TheVoiceOfJoyce Publishing companies are naively blocking punishment of Julian Assange based on his original investigative reporting. However, when Wikileaks and Julian Assange, worked cooperatively with the Russian Internet Agency and Donald Trumps campaign to make private emails and data gained illegally by The Russian Internet Agency, they crossed a red line. Wikileaks was essentially aiding a crime. The Russian Internet Agency, infiltrated the RNC and the DNC and exposed sensitive polling data. The Russian Internet Agency stole data from Hillary Clinton and released 30,000 of her emails for use in conspiracy ads and for use by the Trump Campaign Team. Would you want someone, or entity or foreign entity to gain access to your personal data and use it against you? Is this any different from entering the DNC and stealing their papers for your campaign’s use and strategy. One set of data is on paper and the other data resides on the internet. What’s the difference?

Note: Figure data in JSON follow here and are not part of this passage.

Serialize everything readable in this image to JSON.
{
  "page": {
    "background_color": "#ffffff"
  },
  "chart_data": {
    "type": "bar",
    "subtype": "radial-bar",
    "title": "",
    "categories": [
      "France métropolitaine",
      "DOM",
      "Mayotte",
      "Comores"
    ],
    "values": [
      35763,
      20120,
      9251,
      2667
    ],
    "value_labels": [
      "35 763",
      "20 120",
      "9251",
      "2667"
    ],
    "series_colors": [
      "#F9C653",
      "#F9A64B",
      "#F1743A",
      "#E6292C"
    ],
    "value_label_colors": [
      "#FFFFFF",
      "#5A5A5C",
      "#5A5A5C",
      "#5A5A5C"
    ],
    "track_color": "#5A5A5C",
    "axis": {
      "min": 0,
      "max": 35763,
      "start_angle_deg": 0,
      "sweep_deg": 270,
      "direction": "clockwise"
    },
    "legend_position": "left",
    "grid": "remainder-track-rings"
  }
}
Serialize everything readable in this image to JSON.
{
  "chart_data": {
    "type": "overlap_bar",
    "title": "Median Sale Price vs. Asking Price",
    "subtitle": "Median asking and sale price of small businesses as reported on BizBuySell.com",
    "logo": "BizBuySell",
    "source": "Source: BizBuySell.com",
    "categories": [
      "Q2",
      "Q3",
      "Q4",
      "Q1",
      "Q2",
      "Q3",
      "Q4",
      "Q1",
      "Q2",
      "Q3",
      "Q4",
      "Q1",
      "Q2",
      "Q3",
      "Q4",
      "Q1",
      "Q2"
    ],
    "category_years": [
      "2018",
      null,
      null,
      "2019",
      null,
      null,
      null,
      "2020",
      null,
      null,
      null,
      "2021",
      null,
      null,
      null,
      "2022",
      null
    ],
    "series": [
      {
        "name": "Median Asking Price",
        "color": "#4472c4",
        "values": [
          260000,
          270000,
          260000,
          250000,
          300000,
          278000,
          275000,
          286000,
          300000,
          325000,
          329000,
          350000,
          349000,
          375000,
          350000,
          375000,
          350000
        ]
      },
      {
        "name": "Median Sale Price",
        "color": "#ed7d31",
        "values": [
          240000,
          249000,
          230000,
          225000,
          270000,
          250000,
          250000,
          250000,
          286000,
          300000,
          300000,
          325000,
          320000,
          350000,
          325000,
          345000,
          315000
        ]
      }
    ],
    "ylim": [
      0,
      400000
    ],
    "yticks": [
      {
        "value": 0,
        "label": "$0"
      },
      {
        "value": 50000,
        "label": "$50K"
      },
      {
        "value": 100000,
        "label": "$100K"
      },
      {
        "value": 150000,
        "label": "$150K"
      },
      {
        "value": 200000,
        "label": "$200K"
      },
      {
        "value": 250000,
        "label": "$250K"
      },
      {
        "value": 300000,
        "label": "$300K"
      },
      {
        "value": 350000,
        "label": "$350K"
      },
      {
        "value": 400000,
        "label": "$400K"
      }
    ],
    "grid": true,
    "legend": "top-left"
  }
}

The Obama-Biden administration, in office during the WikiLeaks publication in 2010, refrained from indicting Assange, explaining that they would have had to indict journalists from major news outlets too. Their position placed a premium on press freedom, despite its uncomfortable consequences. Under Donald Trump however, the position changed. The DoJ relied on an old law, the Espionage Act of 1917 (designed to prosecute potential spies during world war one), which has never been used to prosecute a publisher or broadcaster.

This indictment sets a dangerous precedent, and threatens to undermine America’s first amendment and the freedom of the press.

Obtaining and disclosing sensitive information when necessary in the public interest is a core part of the daily work of journalists. If that work is criminalised, our public discourse and our democracies are made significantly weaker.